Microsoft and Toyota plan to use Windows Azure, the software giant's cloud offering, to build a telematics service that will initially serve people who have the car maker's electric and plug-in hybrid cars.
The companies said they will together invest $12 million in Toyota Media Service Co., a Toyota subsidiary that offers digital information services to Toyota customers. The goal is to build a global cloud platform by 2015 "that will provide affordable and advanced telematics services to Toyota automotive customers around the world," they said.
Telematics technology combines communications technology, like mobile networks, with other information technology like GPS and energy management systems.
During a press conference to discuss the deal, executives from the companies described examples of applications that could become available based on the new system. Applications could link cars, homes, the electricity grid and people to let users monitor the number of miles to the next charging station, use a smartphone to check battery power and instruct the car to charge at the time of day when energy is least expensive.
Akio Toyoda, president of Toyota Motor Corp., described a scenario where he might use speech technology to tell his car his daily schedule. The car would then give him the best route to his meetings based on traffic and weather conditions. While in the car, he could tell the system to turn on the air conditioning in his house before he returns home. He could control home lighting, heating and appliances too.
The applications that do this will become available to buyers of forthcoming electric and plug-in hybrid cars from Toyota and will initially serve customers in the U.S. and Japan because those are the countries that will get the cars first. "There is the potential of us being able to offer them not just through these vehicles but in others," Toyoda said.
The companies will be focused on "getting the platform right," which will open up the possibility of a wide range of telematics programs built by Toyota or companies that partner with the car maker, Microsoft CEO Steve Ballmer said.
Even though the companies said the cloud platform wouldn't be completed until 2015, they said the first applications would become available in cars sold next year.
Microsoft's investment in the project includes tech support as well as cash, Ballmer said, although he did not say what portion of the $12 million would come from his company.
He said the benefit to Toyota of working with Microsoft's Azure service is that the car company can offer the services in many markets and will pay only for what is used. "Historically this type of service was limited only to the major markets where the operator could build and maintain a data center," Ballmer said. "Toyota will have the benefit of paying for only the computing power used while scaling to support spikes in demand or entry into new markets."

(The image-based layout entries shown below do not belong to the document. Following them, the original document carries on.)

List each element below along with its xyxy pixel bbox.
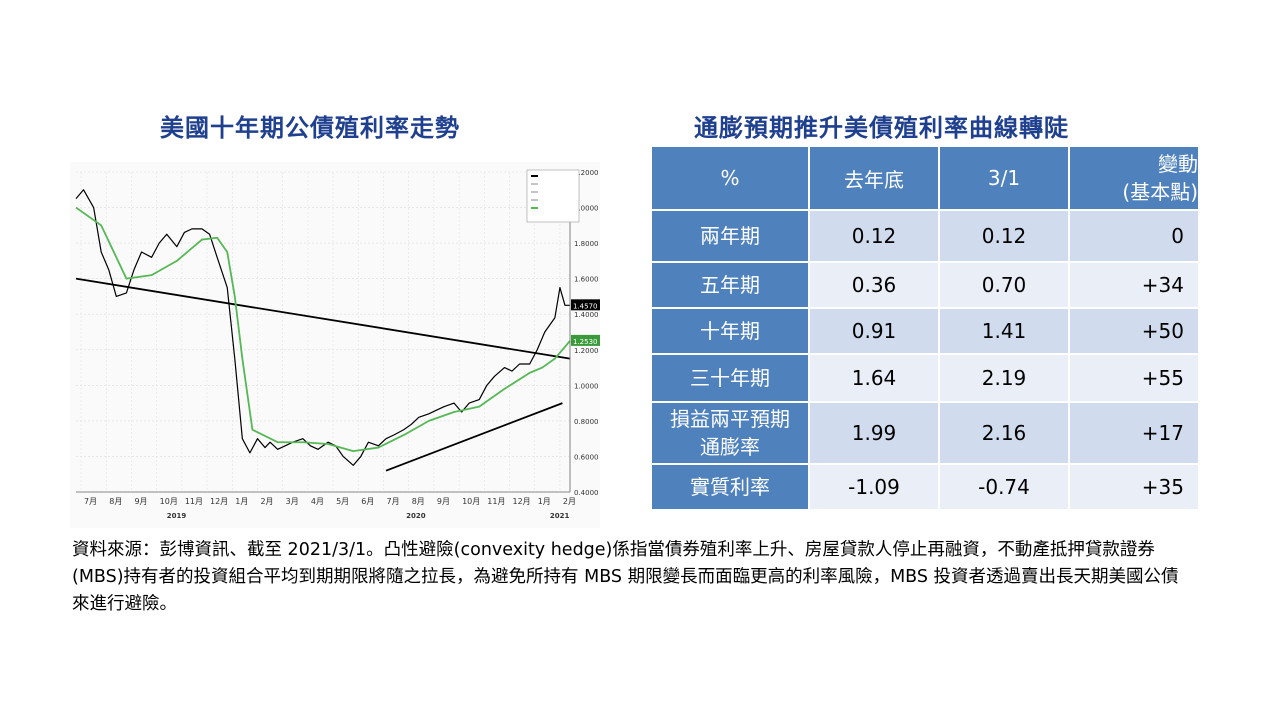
x-tick-label: 2月 (563, 497, 576, 506)
x-tick-label: 3月 (286, 497, 299, 506)
cell-change: +34 (1068, 261, 1200, 309)
x-tick-label: 10月 (462, 497, 480, 506)
x-tick-label: 7月 (386, 497, 399, 506)
cell-mar1: 1.41 (938, 307, 1070, 355)
header-mar1: 3/1 (938, 145, 1070, 211)
cell-end-last-year: 0.12 (808, 209, 940, 263)
trendline (385, 402, 563, 472)
x-tick-label: 12月 (210, 497, 228, 506)
last-value-badge (571, 299, 601, 311)
table-row: 五年期 0.36 0.70 +34 (650, 261, 1200, 309)
x-tick-label: 11月 (185, 497, 203, 506)
y-tick-label: 0.8000 (574, 418, 599, 426)
cell-end-last-year: 0.36 (808, 261, 940, 309)
last-value-label: 1.2530 (573, 338, 598, 346)
x-tick-label: 5月 (336, 497, 349, 506)
x-tick-label: 7月 (84, 497, 97, 506)
cell-change: +55 (1068, 353, 1200, 403)
trendlines (75, 277, 571, 472)
y-tick-label: 1.0000 (574, 382, 599, 390)
header-unit: % (650, 145, 810, 211)
x-tick-label: 9月 (134, 497, 147, 506)
series-line (75, 189, 570, 466)
cell-mar1: 2.16 (938, 401, 1070, 465)
trendline (75, 277, 571, 360)
y-tick-label: 1.4000 (574, 311, 599, 319)
y-tick-label: 0.6000 (574, 453, 599, 461)
y-tick-label: 0.4000 (574, 489, 599, 497)
cell-end-last-year: 1.99 (808, 401, 940, 465)
year-label: 2020 (406, 512, 426, 520)
x-tick-label: 12月 (513, 497, 531, 506)
header-change: 變動 (基本點) (1068, 145, 1200, 211)
row-label: 三十年期 (650, 353, 810, 403)
x-tick-label: 8月 (412, 497, 425, 506)
cell-mar1: 2.19 (938, 353, 1070, 403)
table-header-row: % 去年底 3/1 變動 (基本點) (650, 145, 1200, 211)
yield-chart: 0.4000 0.6000 0.8000 1.0000 1.2000 1.4000 1.60… (70, 162, 601, 528)
cell-end-last-year: 0.91 (808, 307, 940, 355)
yield-table: % 去年底 3/1 變動 (基本點) 兩年期 0.12 0.12 0 五年期 0.36 0.… (650, 145, 1200, 511)
header-end-last-year: 去年底 (808, 145, 940, 211)
series-line (75, 206, 571, 453)
x-tick-label: 8月 (109, 497, 122, 506)
chart-legend (526, 169, 580, 223)
row-label: 五年期 (650, 261, 810, 309)
year-label: 2021 (550, 512, 570, 520)
chart-series (75, 189, 571, 466)
source-note: 資料來源：彭博資訊、截至 2021/3/1。凸性避險(convexity hed… (72, 540, 1179, 614)
cell-change: +35 (1068, 463, 1200, 511)
row-label: 實質利率 (650, 463, 810, 511)
cell-change: +17 (1068, 401, 1200, 465)
cell-mar1: -0.74 (938, 463, 1070, 511)
x-tick-label: 1月 (235, 497, 248, 506)
table-row: 損益兩平預期 通膨率 1.99 2.16 +17 (650, 401, 1200, 465)
x-tick-label: 10月 (160, 497, 178, 506)
row-label: 損益兩平預期 通膨率 (650, 401, 810, 465)
table-row: 十年期 0.91 1.41 +50 (650, 307, 1200, 355)
cell-change: 0 (1068, 209, 1200, 263)
year-label: 2019 (167, 512, 187, 520)
yield-chart-svg: 0.4000 0.6000 0.8000 1.0000 1.2000 1.4000 1.60… (75, 169, 601, 520)
table-title: 通膨預期推升美債殖利率曲線轉陡 (694, 114, 1069, 142)
cell-mar1: 0.12 (938, 209, 1070, 263)
last-value-label: 1.4570 (573, 302, 598, 310)
x-tick-label: 4月 (311, 497, 324, 506)
cell-mar1: 0.70 (938, 261, 1070, 309)
last-value-badge (571, 334, 601, 346)
cell-change: +50 (1068, 307, 1200, 355)
chart-axes: 0.4000 0.6000 0.8000 1.0000 1.2000 1.4000 1.60… (76, 169, 601, 520)
y-tick-label: 2.2000 (574, 169, 599, 177)
x-tick-label: 6月 (361, 497, 374, 506)
cell-end-last-year: -1.09 (808, 463, 940, 511)
x-tick-label: 2月 (260, 497, 273, 506)
cell-end-last-year: 1.64 (808, 353, 940, 403)
x-tick-label: 1月 (538, 497, 551, 506)
y-tick-label: 1.6000 (574, 276, 599, 284)
x-tick-label: 9月 (437, 497, 450, 506)
x-tick-label: 11月 (487, 497, 505, 506)
row-label: 十年期 (650, 307, 810, 355)
y-tick-label: 1.2000 (574, 347, 599, 355)
y-tick-label: 2.0000 (574, 205, 599, 213)
row-label: 兩年期 (650, 209, 810, 263)
chart-title: 美國十年期公債殖利率走勢 (160, 114, 460, 142)
y-tick-label: 1.8000 (574, 240, 599, 248)
table-row: 三十年期 1.64 2.19 +55 (650, 353, 1200, 403)
table-row: 兩年期 0.12 0.12 0 (650, 209, 1200, 263)
table-row: 實質利率 -1.09 -0.74 +35 (650, 463, 1200, 511)
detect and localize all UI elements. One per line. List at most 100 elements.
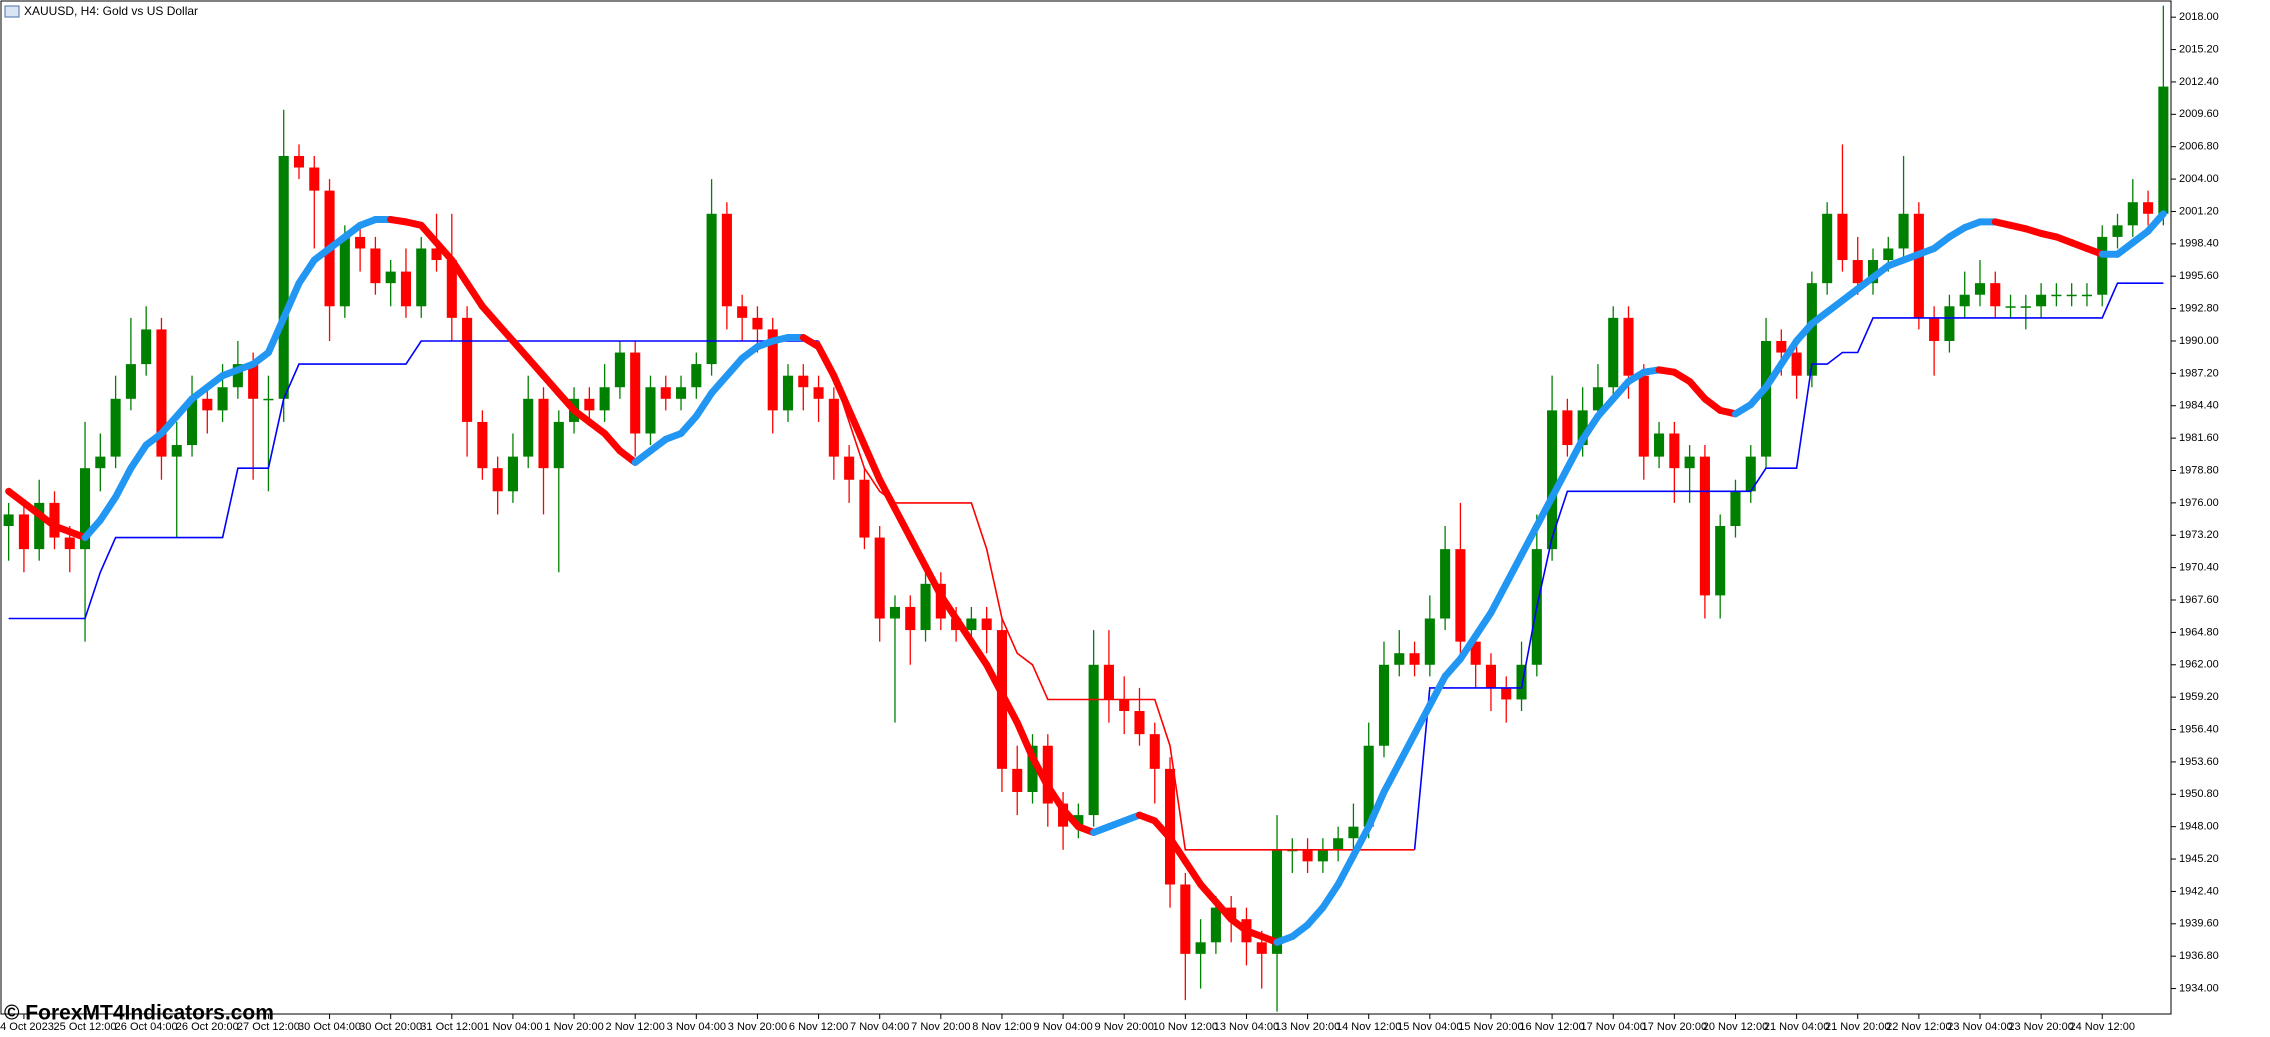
candle-body <box>1592 387 1603 411</box>
candle-body <box>813 387 824 399</box>
candle-body <box>339 236 350 307</box>
trend-ma-segment <box>1487 580 1510 617</box>
candle-body <box>1256 942 1267 954</box>
candle-body <box>1409 653 1420 665</box>
x-tick-label: 26 Oct 20:00 <box>176 1021 239 1033</box>
trend-ma-segment <box>1777 337 1801 368</box>
y-tick-label: 1973.20 <box>2179 529 2219 541</box>
y-tick-label: 1950.80 <box>2179 788 2219 800</box>
y-tick-label: 1936.80 <box>2179 950 2219 962</box>
trend-ma-segment <box>723 354 746 380</box>
symbol-icon <box>4 5 20 18</box>
candle-body <box>675 387 687 399</box>
candle-body <box>1898 213 1909 249</box>
candle-body <box>523 398 534 457</box>
candle-body <box>1363 745 1374 827</box>
x-tick-label: 24 Oct 2023 <box>0 1021 54 1033</box>
candle-body <box>171 445 182 457</box>
x-tick-label: 21 Nov 20:00 <box>1825 1021 1890 1033</box>
y-tick-label: 1948.00 <box>2179 821 2219 833</box>
candle-body <box>1424 618 1435 665</box>
candle-body <box>2036 294 2047 307</box>
candle-body <box>1684 456 1695 469</box>
candle-body <box>1317 849 1328 862</box>
candle-body <box>64 537 75 550</box>
y-tick-label: 1962.00 <box>2179 659 2219 671</box>
trend-ma-segment <box>1502 551 1526 588</box>
candle-body <box>462 317 473 422</box>
candle-body <box>767 329 778 411</box>
support-line <box>1413 282 2164 850</box>
trend-ma-segment <box>555 389 578 414</box>
candle-body <box>1333 838 1344 850</box>
trend-ma-segment <box>922 562 945 599</box>
candle-body <box>385 271 396 284</box>
candle-body <box>630 352 641 434</box>
candle-body <box>1103 664 1114 700</box>
x-tick-label: 21 Nov 04:00 <box>1764 1021 1829 1033</box>
x-tick-label: 10 Nov 12:00 <box>1153 1021 1218 1033</box>
candle-body <box>1944 306 1955 341</box>
x-tick-label: 7 Nov 20:00 <box>911 1021 970 1033</box>
trend-ma-segment <box>1579 412 1602 443</box>
trend-ma-segment <box>815 343 838 380</box>
candle-body <box>1822 213 1833 284</box>
x-tick-label: 2 Nov 12:00 <box>606 1021 665 1033</box>
candle-body <box>2066 294 2077 297</box>
trend-ma-segment <box>1197 880 1220 906</box>
candle-body <box>110 398 121 457</box>
candle-body <box>400 271 412 307</box>
x-tick-label: 17 Nov 04:00 <box>1580 1021 1645 1033</box>
trend-ma-segment <box>1472 609 1495 640</box>
trend-ma-segment <box>1686 377 1709 403</box>
trend-ma-segment <box>448 256 471 287</box>
x-tick-label: 13 Nov 20:00 <box>1275 1021 1340 1033</box>
candle-body <box>2005 306 2016 308</box>
trend-ma-segment <box>1533 493 1556 530</box>
trend-ma-segment <box>1594 395 1617 420</box>
candle-body <box>1302 849 1313 862</box>
candle-body <box>1990 283 2001 307</box>
candle-body <box>248 364 259 399</box>
y-tick-label: 1978.80 <box>2179 464 2219 476</box>
trend-ma-segment <box>845 406 868 449</box>
candle-body <box>2081 294 2092 297</box>
candle-body <box>721 213 732 307</box>
candle-body <box>645 387 656 434</box>
candle-body <box>95 456 106 469</box>
candle-body <box>752 317 763 330</box>
y-tick-label: 1953.60 <box>2179 756 2219 768</box>
candle-body <box>1867 260 1879 284</box>
trend-ma-segment <box>112 464 135 501</box>
trend-ma-segment <box>998 690 1021 727</box>
candle-body <box>1195 942 1206 954</box>
trend-ma-segment <box>983 661 1006 698</box>
candle-body <box>1180 884 1191 954</box>
candle-body <box>1699 456 1710 596</box>
trend-ma-segment <box>1518 522 1541 559</box>
candle-body <box>1501 687 1512 700</box>
candle-body <box>477 421 488 469</box>
candle-body <box>309 167 320 191</box>
candle-body <box>1745 456 1756 492</box>
x-tick-label: 1 Nov 04:00 <box>483 1021 542 1033</box>
trend-ma-segment <box>677 412 700 437</box>
trend-ma-segment <box>1548 464 1571 501</box>
candle-body <box>798 375 809 388</box>
trend-ma-segment <box>1029 753 1052 790</box>
trend-ma-segment <box>1212 898 1235 923</box>
candle-body <box>34 502 45 550</box>
candle-body <box>232 364 243 388</box>
y-tick-label: 1939.60 <box>2179 918 2219 930</box>
candle-body <box>1760 340 1772 457</box>
candle-body <box>1837 213 1848 261</box>
x-tick-label: 14 Nov 12:00 <box>1336 1021 1401 1033</box>
candle-body <box>1149 734 1160 769</box>
trend-ma-segment <box>891 505 914 542</box>
candle-body <box>2097 236 2108 295</box>
candle-body <box>202 398 213 411</box>
trend-ma-segment <box>1365 788 1388 831</box>
x-tick-label: 20 Nov 12:00 <box>1703 1021 1768 1033</box>
candle-body <box>1913 213 1924 318</box>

Toyota is testing in Japan the Toyota Smart Center, a project that "links people, automobiles and homes for integrated control of energy consumption," according to the company. Such systems will rely more on telematics for achieving energy efficiencies, Toyota said. The company has a strong interest in smart grid systems because it needs to develop recharging systems and networks for future electric cars.
Last year the software maker said it would work with Ford Motor to add Hohm for Ford's electric vehicles. The system will help determine the most efficient time to recharge electric and plug-in hybrid vehicles, the companies said at the time of the announcement.